Nur Garcia’s mother – a former teacher who has served on several of Honduras’ main corruption prosecution committees – said Garcia, who is married, had not done the work she was paid to do.
“She’s had jobs with local government and local corporations. If these corporations knew what she really did, they would have fired her years ago,” her mother said.
Honduras has long been a breeding ground for narco-traffickers for cocaine and marijuana but has also become a major smuggling hub for weapons and drugs in recent years.
With two candidates from the opposition – the socialist Sandro Rosell and the conservative incumbent Porfirio Lobo – vying for leadership, the country is not likely to hold a general election before 2018, when the next president will be sworn in and the Constituent Assembly may well choose a new president.

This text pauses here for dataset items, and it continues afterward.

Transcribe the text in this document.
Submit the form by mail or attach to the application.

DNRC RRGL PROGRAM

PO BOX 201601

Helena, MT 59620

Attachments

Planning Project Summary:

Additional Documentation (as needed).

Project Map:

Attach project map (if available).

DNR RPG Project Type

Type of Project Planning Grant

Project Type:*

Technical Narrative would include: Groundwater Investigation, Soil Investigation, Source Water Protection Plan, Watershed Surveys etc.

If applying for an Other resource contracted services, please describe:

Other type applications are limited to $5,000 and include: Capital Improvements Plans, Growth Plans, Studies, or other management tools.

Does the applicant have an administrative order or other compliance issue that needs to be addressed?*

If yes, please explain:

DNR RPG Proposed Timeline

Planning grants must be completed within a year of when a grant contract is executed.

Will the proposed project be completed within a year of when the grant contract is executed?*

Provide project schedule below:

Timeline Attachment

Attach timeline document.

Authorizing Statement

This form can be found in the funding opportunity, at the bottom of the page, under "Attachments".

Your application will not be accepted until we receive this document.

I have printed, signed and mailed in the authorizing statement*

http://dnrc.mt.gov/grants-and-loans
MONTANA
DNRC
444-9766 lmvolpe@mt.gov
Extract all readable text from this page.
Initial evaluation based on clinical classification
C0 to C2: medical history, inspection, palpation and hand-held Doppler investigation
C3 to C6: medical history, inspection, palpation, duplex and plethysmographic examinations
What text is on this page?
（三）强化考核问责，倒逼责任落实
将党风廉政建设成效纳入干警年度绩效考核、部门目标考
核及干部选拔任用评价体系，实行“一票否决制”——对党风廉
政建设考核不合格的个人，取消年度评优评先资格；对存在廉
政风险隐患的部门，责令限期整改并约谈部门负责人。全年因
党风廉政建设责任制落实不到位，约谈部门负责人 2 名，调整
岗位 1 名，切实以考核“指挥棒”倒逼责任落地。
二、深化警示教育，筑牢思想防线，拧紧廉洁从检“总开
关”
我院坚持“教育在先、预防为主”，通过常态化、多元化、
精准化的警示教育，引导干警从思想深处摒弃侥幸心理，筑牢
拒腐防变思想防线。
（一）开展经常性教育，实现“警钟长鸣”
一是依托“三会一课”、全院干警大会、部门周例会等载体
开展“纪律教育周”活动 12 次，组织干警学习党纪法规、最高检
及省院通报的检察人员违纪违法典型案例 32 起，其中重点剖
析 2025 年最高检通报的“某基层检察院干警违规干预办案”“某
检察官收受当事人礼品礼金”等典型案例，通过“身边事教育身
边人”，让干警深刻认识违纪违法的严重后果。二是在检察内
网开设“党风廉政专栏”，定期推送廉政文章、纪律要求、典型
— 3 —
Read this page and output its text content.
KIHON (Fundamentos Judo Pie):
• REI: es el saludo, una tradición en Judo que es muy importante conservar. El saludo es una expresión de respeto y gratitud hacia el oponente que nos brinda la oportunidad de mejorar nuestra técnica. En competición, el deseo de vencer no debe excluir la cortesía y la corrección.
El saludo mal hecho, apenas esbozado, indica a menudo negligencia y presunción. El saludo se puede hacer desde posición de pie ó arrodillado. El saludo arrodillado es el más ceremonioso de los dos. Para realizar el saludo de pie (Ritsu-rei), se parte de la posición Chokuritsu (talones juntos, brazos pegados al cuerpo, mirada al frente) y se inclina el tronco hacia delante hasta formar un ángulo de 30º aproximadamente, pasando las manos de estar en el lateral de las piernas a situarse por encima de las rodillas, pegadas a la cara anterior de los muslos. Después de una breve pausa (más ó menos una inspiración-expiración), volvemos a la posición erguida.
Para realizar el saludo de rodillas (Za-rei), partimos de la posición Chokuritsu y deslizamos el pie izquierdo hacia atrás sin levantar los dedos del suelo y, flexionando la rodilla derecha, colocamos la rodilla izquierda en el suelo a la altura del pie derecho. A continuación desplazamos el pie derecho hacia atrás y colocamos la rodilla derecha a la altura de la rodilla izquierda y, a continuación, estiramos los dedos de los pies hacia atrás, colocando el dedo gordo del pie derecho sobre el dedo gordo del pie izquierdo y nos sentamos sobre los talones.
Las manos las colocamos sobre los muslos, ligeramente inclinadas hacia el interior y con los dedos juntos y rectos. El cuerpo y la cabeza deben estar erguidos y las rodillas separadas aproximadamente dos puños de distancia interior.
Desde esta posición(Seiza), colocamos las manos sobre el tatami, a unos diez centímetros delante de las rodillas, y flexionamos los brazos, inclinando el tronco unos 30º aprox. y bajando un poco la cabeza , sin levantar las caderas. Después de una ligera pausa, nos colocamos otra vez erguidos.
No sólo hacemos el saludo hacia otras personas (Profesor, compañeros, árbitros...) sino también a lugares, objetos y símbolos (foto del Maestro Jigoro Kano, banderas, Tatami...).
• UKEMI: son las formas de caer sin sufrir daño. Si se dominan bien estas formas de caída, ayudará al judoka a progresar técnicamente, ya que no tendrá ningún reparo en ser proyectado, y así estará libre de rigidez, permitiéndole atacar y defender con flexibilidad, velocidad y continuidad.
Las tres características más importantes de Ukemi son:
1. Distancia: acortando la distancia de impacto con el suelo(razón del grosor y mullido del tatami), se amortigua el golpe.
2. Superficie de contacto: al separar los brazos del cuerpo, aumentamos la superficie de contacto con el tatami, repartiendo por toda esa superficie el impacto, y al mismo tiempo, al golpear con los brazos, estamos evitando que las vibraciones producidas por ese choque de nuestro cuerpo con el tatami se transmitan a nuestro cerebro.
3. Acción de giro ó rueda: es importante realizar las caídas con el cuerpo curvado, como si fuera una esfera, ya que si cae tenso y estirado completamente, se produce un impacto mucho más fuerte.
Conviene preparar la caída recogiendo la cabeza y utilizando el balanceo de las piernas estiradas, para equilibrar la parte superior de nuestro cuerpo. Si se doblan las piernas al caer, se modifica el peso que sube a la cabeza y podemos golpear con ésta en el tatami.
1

The main opposition, the Revolutionary Armed Forces of Colombia or FARC, is still fighting guerilla fighters who seized control of the country’s former oil-rich province of La Union in 2009.
Since then, guerrilla groups have gained footholds in other states and cities along the porous 1,400km (650-mile) borders with Colombia and Mexico, where they transport weapons and goods across the frontier and are regularly confronted by Colombian forces stationed in the region.
The country also borders the United States, so drugs have been a frequent issue in U.S.-backed counternarcotics efforts.
This has prompted U.S. President Donald Trump this month to order increased firepower to combat the problem.